Il existe un lien clair et inquiétant entre le modèle de "sécurité" du président Bukele au Salvador et les récentes mesures prises par les États-Unis à l’égard de migrant·e·s et de personnes en quête de sécurité. Tous deux s’appuient sur l’absence de procédure régulière et la criminalisation d’individus sur la base de critères discriminatoires. Au Salvador, cette discrimination vise les personnes vivant au sein de communautés défavorisées, celles qui ont des emplois précaires, ont un niveau d’éducation limité ou des tatouages visibles. De même, aux États-Unis, les Vénézuélien·ne·s qui fuient les difficultés et cherchent à se mettre en sécurité sont considérés comme des criminels en raison de leurs tatouages, de leurs liens avec l’État d’Aragua au Venezuela et de mensonges racistes sur leur association avec des groupes criminels transnationaux venant de leur pays d’origine. Ces politiques sont profondément injustes et bafouent les normes internationales en matière de droits humains.
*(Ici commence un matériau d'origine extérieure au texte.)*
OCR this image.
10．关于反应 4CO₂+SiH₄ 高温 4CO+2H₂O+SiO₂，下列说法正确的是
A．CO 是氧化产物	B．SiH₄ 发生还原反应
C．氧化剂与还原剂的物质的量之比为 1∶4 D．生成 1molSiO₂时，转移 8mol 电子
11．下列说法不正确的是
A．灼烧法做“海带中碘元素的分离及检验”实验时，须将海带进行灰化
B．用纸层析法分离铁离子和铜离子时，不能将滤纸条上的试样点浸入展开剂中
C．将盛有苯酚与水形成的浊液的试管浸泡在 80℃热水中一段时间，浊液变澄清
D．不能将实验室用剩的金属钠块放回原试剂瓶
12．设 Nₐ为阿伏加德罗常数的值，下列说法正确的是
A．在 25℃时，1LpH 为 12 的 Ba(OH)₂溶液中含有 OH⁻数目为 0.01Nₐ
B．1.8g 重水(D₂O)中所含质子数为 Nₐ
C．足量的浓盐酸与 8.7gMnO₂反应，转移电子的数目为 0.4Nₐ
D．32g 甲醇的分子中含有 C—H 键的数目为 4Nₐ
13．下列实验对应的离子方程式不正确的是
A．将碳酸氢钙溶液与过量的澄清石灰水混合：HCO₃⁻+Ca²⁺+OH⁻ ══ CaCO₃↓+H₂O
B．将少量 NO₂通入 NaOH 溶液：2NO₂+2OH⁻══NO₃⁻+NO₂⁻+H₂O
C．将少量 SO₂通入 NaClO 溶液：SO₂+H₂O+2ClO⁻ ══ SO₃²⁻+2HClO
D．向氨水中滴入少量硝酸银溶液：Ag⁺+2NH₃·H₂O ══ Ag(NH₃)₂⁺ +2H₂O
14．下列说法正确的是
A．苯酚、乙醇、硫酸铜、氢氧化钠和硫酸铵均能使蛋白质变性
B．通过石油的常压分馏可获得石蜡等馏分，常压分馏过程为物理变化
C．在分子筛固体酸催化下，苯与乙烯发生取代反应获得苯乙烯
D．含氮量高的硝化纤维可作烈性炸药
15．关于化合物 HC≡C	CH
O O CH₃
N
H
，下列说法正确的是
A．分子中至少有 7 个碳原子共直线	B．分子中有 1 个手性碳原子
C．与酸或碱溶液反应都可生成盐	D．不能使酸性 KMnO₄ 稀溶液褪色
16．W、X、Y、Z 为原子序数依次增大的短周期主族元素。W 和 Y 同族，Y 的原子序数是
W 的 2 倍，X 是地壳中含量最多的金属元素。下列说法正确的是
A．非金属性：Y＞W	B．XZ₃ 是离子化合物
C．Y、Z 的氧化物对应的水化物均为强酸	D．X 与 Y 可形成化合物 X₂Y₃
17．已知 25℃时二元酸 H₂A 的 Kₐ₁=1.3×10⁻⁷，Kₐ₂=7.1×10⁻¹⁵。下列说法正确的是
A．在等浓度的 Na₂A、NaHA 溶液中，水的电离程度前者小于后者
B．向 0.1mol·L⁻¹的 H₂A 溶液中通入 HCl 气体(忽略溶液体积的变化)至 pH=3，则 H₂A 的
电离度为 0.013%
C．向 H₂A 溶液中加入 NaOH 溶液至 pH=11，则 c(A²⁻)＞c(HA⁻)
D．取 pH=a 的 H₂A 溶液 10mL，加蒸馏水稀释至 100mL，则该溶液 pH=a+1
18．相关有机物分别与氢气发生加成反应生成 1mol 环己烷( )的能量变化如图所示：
Le principe de "non-refoulement", pierre angulaire du droit international relatif aux droits humains, interdit sans équivoque aux États de renvoyer, d’expulser ou de transférer des personnes vers un pays où elles risquent véritablement de subir de graves violations des droits humains, notamment la détention arbitraire, la torture ou d’autres formes de mauvais traitements. En renvoyant des personnes au Salvador dans ces circonstances, les États-Unis les exposent à un grave danger et ont bafoué leurs obligations au regard du droit. Le Salvador doit parallèlement être amené à rendre des comptes pour avoir favorisé des politiques qui portent atteinte aux droits des migrant·e·s et des personnes en quête de sécurité. Tout renvoi ultérieur de ces personnes du Salvador vers le Venezuela bafouerait également le principe de "non-refoulement". Le Haut-Commissariat des Nations unies pour les réfugiés a appelé les États à veiller à ce que les Vénézuelien·ne·s ne soient ni renvoyés, ni expulsés, ni forcés à retourner dans leur pays d’origine. Amnistie internationale a demandé l’interdiction absolue de toutes les expulsions vers le Venezuela, face à la situation de violations massives des droits humains qui prévaut actuellement dans ce pays.

Ce qui est particulièrement inquiétant, c’est que l’érosion des droits de la défense au Salvador est désormais normalisée, tant au niveau national qu’international. Plutôt que de condamner ces pratiques, d’autres gouvernements, tels que les États-Unis, semblent les imiter. Ceci est la conséquence dangereuse de pratiques autoritaires qui deviennent systématiques et récurrentes : d’abord abus isolés, elles deviennent une politique officielle de l’État. Le 27 mars 2025, le Salvador entamera sa troisième année consécutive d’état d’urgence, un régime ayant consacré des abus qui ont désormais des répercussions au-delà de ses frontières, érodant encore plus le cadre international des droits humains.

Amnistie internationale exhorte le gouvernement du Salvador et tous les pays des Amériques à s’abstenir de participer à des programmes injustes d’expulsion et d’éloignement. 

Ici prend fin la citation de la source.